The Panasonic Close Curves ES2216PC draws similar comments about performance on legs, although it takes multiple passes to achieve its best possible result. At least the Close Curves ES2207P excels at getting where it's going in one fell swoop.
Both the Panasonic ES2207P and the ES2216PC are completely submersible in water, which means they're great for shaving in the shower. Both models draw criticism, however, for batteries that won't hold a charge. This is a particular problem because you can't use these shavers while they're recharging. When their batteries do work, both shavers should last for a week's worth of shaving between charges.

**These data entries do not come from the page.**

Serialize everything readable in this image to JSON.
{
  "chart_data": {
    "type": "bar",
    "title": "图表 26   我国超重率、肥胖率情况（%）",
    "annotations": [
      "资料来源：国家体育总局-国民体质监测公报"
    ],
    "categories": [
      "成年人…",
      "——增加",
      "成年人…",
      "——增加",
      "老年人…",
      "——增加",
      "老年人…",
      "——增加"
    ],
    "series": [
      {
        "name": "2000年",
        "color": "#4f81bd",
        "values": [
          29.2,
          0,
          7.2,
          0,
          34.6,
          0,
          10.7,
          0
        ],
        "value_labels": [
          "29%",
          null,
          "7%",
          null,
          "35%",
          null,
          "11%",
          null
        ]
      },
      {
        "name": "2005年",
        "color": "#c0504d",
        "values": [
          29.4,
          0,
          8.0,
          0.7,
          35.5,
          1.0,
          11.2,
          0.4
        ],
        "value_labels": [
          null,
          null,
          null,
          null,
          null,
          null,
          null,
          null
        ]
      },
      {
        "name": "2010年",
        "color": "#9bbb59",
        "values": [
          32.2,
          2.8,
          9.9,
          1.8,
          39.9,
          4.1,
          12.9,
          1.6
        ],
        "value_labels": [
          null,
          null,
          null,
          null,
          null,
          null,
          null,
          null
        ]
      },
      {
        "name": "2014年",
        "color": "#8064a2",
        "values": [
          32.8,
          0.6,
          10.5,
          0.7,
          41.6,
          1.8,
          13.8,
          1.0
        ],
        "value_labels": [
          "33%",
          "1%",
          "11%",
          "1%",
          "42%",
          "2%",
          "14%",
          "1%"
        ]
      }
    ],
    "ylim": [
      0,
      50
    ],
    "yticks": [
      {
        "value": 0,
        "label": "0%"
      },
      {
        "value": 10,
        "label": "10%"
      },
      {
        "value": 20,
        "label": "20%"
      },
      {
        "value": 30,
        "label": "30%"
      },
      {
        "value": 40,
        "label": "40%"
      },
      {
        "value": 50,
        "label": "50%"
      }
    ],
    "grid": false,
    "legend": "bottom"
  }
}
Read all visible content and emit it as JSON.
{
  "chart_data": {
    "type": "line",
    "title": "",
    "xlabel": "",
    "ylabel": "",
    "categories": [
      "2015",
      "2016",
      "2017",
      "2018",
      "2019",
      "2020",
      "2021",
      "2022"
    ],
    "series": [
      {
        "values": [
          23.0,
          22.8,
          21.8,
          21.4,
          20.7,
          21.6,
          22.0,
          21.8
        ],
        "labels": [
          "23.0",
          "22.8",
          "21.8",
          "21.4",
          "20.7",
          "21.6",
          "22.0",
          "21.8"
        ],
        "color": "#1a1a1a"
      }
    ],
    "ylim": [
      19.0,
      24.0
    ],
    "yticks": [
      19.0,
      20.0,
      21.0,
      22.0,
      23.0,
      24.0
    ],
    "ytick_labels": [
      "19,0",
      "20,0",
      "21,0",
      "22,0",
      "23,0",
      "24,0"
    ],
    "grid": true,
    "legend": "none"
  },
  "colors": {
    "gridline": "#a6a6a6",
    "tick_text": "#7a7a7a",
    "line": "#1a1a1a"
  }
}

On the upside, reviewers say both shavers are easy to use, and they both come with pop-up bikini-line trimmers that work well, despite some reviewers questioning their size. As long as the battery survives, the ES2207P seems to be particularly tough and is significantly quieter than the ES2216PC, making it a clear top pick.
Panasonic doesn't offer any specific guidelines for how often you should replace the foils and blades on this shaver. Assuming twice-yearly replacements -- more frequently than is typical for most men's shavers, since a woman shaves more surface area -- the ownership cost of these electric shavers works out to $3 per month or $36 per year.
Since the Panasonic ES2207P gives a closer shave than the ES2216PC without the razor bumps and is easy to use, it is our top women's shaver pick.